Sabar itu tak ada batasnya

March 28, 2010 at 6:16 am (daily ordinary)

Kemaren aku dapat pencerahan (dari suatu ‘ceramah’ seseorang) mengenai hal yang selama ini menjadi kekuranganku. Judul ‘ceraha’nya Al-Hilm. Hilm, artinya lemah lembut, tidak menggampangkan amrah jiwa menguasai diri kita. Arti hilm mirip dengan sabar. Tetapi, hilm tingkatannya berada diatas sabar. Kalau untuk sabar saja susah, apalagi untuk menjadi ‘hilm’.

Nah, mengenai sabar, artinya secara simple yaitu bisa mengontrol emosi kita pada saat kita didera masalah. Pointnya disini, sabar itu ya, PADA SAAT KITA DAPET MASALAH. Bukannya setelah kita marah2, nangis2 baru kita ngomong, “ya udahlah. Nggak pa-pa. aku sabar aja. Ini cobaan dari Tuhan”. Kalau kaya’ gitu bukan sabar namanya. Sabar itu, pada saat masalah membuat kita emosi, pada saat itu juga kita bisa mengontrolnya. Itulah sabar yang sebenarnya. Bukan berarti setiap kali dapat masalah kita diam saja, tidak. Kita hadapi setiap masalah dengan SABAR dan CERDAS. Saat orang lain membuat kesalahan pada kita, baik sengaja ataupun yang tidak disengaja, kita harus SABAR, ngomong ke dia tentang apa yang ada di otak kita dengan CERDAS. Gitulah contoh sabar, kurang lebih.

Kalau hilm itu, berbeda dengan sabar. Jika sabar berarti kita bisa mengendalikan emosi kita saat ada yang menyinggung perasaan kita, maka al-hilm berarti bukan hanya mengendalikan emosi saja, tetapi membalasnya denga sutu kebaikan yang lain. Ringkasnya, “kejahatan yang dibalas dengan kebaikan” lah… nah, siapa yang sanggup begini?? Bener2 hebat orang yang betul2 hilm, contohnya nabi besar kita, Muhammad SAW. Kesabarannya tiada tandingannya.

Aku ingin sekali begitu. Aku ingin sabar. Ingin hilm. Tapi, cepat emosian sepertinya sudah mengalir dalam darahku. Genetic. Tapi entahlah datang dari mana. Yang jelas aku susah sekali mengontrol emosi.

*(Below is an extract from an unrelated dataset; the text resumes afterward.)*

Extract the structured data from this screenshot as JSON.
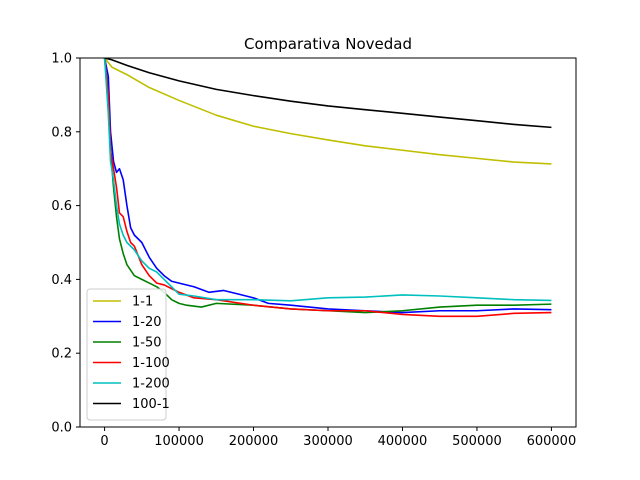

Pada saat puasa aja aku masih gampang sekali mengubar kemarahan pada temanku yang super jahil hanya karena dia menarik-narik ujung jilbabku dan akhirnya jilbabku kacau balau nggak berbentuk jilbab lagi. Sampai sekarang aku nyesel banget tiap kali aku inget saat2 aku emosian untuk hal yang sepele. Aku betul-betu ingin jadi orang yang sabar, lemah lembut, hilm… Waktu aku denger materi ‘al-hilm’ ini rasanya aku mau nangis. Materinya bener2 ‘aku banget’. Keinginan untuk menjadi hilm ini bener2 dah membuncah…

Dan, tips untuk menjadi hilm ini ada beberapa:

1. menghilangkan sifat sombong. Sombong terhadap Allah SWT, sombong terhadap sesama manusia, sombong terhadap diri sendiri.  Caranya dengan tunduk pada Allah, mengerjakan semua yang diperintahkan-Nya, menjauhi yang dilarang. Dan JANGAN MERASA LEBIH BAIK DARIPADA ORANG LAIN. Nggak ada yang tau, siapa yang lebih baik diantara satu manusia dengan manusia yag lain. Walaupun udah ada sistem ranking, hanya Allah yang tahu, siapa kita, siapa orang lain, bagaimana kita dan bagaimana orang lain.

2. jika kita bertemu dengan orang lain, anggaplah dia itu penting. Seperti pentingnya seorang dosen, dekan, walikota atau presiden. Jangan pernah anggap remeh orang lain.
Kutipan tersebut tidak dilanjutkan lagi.